Спустя десять лет Краудер вернулся в Лондон, чтобы поучиться у Джона Хантера, человека, отличавшегося большим талантом и энергией; под его началом анатом создал свои лучшие работы, хоть сперва и отказывался приписывать себе честь авторства. Нынче, вдыхая летние ароматы, идущие от придорожных кустов, он припоминал диковинные образцы (Хантер готов был выложить целое состояние, чтобы они попали в его руки, а затем и под его нож) — крокодила, доставленного с африканского побережья в трюме торгового судна, и льва, чья шкура обвисла от старости, — его Хантер откупил у странствующего зверинца. Некоторое время оба — и лев, и крокодил — жили в доме ученого.
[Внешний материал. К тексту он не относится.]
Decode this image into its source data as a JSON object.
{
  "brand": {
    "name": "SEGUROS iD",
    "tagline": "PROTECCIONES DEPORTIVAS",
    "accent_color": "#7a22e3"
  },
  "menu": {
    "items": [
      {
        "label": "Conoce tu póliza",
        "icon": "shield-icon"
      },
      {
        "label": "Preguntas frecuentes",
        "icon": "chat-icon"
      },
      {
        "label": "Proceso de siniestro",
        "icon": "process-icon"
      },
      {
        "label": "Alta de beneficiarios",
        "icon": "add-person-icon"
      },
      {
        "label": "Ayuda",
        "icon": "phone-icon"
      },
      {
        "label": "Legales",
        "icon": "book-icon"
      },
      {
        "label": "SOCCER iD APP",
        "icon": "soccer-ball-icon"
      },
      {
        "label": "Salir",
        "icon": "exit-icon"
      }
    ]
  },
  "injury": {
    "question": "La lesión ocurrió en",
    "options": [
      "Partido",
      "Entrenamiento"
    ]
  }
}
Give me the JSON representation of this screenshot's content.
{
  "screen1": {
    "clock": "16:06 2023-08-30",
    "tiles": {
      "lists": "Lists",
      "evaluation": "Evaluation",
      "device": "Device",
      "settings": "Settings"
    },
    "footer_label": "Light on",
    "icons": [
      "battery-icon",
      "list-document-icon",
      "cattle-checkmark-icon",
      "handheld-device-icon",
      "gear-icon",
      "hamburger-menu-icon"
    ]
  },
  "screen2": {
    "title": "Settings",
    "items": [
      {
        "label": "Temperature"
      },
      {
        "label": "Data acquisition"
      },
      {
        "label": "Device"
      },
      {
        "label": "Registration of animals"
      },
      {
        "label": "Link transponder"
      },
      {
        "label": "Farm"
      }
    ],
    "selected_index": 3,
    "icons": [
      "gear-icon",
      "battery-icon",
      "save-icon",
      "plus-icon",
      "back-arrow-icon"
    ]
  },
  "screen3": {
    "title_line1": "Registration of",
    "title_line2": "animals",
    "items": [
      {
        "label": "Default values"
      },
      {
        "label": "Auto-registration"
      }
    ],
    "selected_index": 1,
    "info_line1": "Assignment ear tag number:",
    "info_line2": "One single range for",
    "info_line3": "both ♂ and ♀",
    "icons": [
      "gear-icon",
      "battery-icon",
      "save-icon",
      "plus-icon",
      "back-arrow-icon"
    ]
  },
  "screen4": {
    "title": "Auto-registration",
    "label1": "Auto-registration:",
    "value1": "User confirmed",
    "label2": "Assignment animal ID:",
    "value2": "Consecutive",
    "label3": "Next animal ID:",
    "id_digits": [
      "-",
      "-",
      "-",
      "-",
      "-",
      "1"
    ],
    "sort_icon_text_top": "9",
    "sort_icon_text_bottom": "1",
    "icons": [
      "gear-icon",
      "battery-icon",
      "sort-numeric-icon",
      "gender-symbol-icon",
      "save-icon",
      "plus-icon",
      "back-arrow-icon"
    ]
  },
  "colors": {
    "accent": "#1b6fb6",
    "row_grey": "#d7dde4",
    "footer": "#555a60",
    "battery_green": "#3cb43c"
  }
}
Под влиянием человека, отличавшегося пытливым умом, а также жестким отношением к дуракам и непроверенным знаниям, Краудер находился в состоянии подъема. Владения Хантера всегда полнились самыми странными божьими созданиями. Как, вероятно, и залы, где он читал лекции.
Сам Краудер на протяжении многих лет то и дело возвращался к отметинам, что оставляет на теле насильственная смерть. Зафиксировав результаты своих наблюдений, он обнародовал их в анонимных трудах, беседах или корреспонденции. Лишь однажды анатом подписал свой труд именем Краудер — именно эта статья и попала в руки его соседки. Там содержались общие замечания — факты относились лишь к опытам над животными. Когда же коллеги попытались убедить его в необходимости более глубокого изучения этой области, Краудер уклонился от их уговоров. Если его труды подвергались сомнению, он предпочитал отступить, не пытаясь убедить мир в собственной правоте. Краудер задумался: а читала ли госпожа Уэстерман отзывы на его работу, содержавшие иронические вопросы — почему, мол, господин Краудер не использует тела убитых, коих Лондон может предоставить в изобилии? А финальную наказующую строку? Она звучала примерно так: если бы какой-нибудь сумасшедший вздумал нападать на городских бродяг, Краудер без сомнения стал бы для них ангелом мщения. Переезд в Хартсвуд, в дом Лараби, стал попыткой отдалиться от этой области исследований, снова заняться обогащением своих умножающихся с возрастом знаний, сделать небольшие, но полезные открытия, касающиеся мелких деталей. Судя по всему, эту попытку постигла неудача. Работа, проделанная за последний год, не принесла хороших результатов, а теперь возник новый труп.